📚 The video provides a manual method for calculating chi-square (kai kuadrat) to analyze data using a nonparametric test called the chi-square test.

🔎 The focus of the video is on the chi-square test of independence (kai square) to determine the relationship or association between two categorical variables.

🧮 Before conducting the chi-square analysis, certain assumptions need to be checked, including the measurement scale of the variables and the absence of cells with zero frequencies.

📊 Chi-square calculation involves creating a contingency table.

🔍 The contingency table shows the association between two variables.

🧮 The chi-square test compares observed and expected frequencies.

🔍 Chi-square is a manual calculation method used to analyze data.

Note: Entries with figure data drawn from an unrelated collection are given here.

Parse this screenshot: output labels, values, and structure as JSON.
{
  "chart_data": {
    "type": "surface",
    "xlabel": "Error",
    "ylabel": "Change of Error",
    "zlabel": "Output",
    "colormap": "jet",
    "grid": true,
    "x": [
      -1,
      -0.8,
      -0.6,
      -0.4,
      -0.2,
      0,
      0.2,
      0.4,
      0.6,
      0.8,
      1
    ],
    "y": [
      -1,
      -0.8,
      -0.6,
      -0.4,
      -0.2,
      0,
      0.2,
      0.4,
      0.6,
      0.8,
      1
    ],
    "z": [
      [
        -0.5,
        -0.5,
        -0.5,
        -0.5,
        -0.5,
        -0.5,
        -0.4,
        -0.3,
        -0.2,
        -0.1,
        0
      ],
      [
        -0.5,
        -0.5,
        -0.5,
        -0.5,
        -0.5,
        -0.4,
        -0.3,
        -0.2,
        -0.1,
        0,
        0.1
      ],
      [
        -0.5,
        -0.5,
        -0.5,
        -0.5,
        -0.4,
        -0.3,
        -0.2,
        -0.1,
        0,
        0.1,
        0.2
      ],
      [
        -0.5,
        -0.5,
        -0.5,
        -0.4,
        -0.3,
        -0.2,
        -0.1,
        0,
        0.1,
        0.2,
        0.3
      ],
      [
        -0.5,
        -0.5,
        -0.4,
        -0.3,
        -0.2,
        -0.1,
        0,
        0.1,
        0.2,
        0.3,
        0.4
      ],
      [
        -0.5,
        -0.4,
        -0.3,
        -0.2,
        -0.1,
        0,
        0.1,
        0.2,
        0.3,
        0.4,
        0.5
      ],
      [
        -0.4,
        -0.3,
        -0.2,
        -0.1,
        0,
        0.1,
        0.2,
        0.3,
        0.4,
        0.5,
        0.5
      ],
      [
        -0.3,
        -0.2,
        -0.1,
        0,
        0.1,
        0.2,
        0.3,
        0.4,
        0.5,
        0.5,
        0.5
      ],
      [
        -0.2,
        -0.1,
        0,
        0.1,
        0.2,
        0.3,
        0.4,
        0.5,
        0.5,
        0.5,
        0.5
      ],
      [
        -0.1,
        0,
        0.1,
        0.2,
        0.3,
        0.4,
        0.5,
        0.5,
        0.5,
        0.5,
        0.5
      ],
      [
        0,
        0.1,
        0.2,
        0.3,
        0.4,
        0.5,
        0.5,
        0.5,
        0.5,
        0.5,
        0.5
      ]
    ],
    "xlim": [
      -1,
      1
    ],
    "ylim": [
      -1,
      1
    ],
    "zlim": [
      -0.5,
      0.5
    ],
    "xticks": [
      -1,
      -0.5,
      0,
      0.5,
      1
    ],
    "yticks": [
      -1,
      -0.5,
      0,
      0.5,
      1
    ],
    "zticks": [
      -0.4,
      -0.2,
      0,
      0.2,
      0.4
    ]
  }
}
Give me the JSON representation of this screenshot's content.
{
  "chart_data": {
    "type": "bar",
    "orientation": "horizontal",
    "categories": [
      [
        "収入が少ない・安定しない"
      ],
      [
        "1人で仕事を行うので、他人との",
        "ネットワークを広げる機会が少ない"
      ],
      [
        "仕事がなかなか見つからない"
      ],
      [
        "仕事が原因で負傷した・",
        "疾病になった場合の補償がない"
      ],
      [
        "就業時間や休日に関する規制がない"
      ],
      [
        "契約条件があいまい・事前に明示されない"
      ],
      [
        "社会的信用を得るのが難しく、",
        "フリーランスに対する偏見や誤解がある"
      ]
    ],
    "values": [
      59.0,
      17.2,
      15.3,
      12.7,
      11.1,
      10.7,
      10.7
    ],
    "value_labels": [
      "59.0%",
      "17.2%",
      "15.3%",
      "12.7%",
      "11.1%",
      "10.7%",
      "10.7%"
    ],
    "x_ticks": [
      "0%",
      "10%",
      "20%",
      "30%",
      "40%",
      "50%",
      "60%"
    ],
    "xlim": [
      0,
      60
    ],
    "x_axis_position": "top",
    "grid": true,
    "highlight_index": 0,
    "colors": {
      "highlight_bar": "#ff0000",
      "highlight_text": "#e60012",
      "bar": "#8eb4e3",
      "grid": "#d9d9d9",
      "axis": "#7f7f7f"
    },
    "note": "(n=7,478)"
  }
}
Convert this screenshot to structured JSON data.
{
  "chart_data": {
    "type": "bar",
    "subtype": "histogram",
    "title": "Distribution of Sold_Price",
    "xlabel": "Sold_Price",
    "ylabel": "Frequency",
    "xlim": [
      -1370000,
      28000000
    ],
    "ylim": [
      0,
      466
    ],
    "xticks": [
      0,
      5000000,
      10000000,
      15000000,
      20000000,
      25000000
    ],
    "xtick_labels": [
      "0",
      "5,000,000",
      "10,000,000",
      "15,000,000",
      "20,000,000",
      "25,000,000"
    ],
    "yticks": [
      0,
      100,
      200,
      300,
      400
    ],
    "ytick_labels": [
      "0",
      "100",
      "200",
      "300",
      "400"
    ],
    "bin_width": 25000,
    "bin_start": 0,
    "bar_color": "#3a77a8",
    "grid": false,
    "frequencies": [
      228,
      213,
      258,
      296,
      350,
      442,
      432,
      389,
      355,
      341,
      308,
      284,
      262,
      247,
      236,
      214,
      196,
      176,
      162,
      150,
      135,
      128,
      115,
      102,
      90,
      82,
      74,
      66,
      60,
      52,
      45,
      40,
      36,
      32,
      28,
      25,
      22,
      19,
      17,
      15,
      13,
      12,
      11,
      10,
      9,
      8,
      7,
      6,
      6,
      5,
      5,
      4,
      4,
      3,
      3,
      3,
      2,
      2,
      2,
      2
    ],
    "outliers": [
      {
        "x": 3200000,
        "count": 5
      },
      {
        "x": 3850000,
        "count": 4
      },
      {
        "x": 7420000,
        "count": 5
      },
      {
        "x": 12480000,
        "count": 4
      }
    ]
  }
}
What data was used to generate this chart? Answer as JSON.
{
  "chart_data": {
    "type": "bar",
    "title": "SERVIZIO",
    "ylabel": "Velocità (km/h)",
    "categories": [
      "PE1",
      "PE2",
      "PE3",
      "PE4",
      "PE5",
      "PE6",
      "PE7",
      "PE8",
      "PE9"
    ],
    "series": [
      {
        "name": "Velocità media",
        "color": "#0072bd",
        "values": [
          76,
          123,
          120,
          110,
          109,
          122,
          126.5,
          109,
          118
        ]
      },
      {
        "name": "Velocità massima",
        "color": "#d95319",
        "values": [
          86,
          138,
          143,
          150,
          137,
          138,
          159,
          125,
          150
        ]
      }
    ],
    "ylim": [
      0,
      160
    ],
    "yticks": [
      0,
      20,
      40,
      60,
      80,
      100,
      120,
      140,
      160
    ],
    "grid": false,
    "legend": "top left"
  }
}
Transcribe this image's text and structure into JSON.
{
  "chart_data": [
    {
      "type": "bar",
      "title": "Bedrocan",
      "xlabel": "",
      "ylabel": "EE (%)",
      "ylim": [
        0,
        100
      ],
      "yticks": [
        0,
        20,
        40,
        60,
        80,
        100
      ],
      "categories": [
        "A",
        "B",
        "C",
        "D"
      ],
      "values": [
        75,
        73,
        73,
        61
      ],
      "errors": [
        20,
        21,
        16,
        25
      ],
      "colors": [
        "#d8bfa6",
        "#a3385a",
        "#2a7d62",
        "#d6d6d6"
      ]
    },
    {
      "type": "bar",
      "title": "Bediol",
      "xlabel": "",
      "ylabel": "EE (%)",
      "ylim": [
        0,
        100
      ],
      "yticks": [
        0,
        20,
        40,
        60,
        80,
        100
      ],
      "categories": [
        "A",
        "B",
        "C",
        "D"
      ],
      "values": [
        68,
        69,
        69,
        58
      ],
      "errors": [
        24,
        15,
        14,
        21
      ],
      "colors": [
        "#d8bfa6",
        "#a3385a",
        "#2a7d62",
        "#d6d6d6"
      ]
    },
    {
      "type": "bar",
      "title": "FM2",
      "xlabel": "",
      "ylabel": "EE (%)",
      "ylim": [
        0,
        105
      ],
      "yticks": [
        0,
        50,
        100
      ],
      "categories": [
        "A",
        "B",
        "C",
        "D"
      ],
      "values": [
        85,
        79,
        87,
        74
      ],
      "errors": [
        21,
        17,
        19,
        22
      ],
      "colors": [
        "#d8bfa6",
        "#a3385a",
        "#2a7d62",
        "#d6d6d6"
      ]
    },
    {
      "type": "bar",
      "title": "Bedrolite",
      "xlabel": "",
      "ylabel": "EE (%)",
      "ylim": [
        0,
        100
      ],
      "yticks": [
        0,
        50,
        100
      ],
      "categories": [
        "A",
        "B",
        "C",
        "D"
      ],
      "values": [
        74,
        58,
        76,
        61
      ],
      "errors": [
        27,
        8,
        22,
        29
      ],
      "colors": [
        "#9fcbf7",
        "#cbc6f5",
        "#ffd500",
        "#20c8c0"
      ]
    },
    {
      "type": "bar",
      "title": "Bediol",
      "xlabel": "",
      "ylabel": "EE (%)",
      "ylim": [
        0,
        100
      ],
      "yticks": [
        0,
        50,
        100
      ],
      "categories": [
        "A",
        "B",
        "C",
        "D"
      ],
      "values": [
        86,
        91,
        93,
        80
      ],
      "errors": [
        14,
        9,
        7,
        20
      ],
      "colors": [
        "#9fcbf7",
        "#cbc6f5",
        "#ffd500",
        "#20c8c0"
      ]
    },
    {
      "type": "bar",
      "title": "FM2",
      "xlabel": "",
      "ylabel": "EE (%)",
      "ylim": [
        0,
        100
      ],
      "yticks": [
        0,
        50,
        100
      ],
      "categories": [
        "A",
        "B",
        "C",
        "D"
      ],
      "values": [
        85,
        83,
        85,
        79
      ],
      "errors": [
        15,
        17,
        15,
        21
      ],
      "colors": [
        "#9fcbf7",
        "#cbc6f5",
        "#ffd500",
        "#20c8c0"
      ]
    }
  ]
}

🧮 The frequency of each group is important to calculate the expected frequency.

⚠️ If any cell has an expected frequency less than 5, the analysis cannot be performed.

Chi-square (Kai Kuadrat) is a manual method of calculation.

The formula for calculating Chi-square involves the values from a contingency table.

Degrees of freedom can be determined using a specific formula.

🔍 Understanding the calculation of Chi Square (Kai Kuadrat) manually.

🔢 The process of creating a contingency table and calculating observed and expected frequencies.

✨ Determining the Chi Square value by subtracting observed frequencies from expected frequencies and squaring the result.

⚡ Chi-square (χ²) is a statistical test used to determine the association between two categorical variables.

📊 The chi-square test is performed by comparing the observed frequencies with the expected frequencies.

💻 The chi-square statistic is calculated by summing the squared differences between the observed and expected frequencies.

The video explains how to manually calculate Chi Square (Kai Kuadrat).

The speaker demonstrates the calculations step-by-step using a specific example.

The conclusion is that there is a significant association between academic level and knowledge level.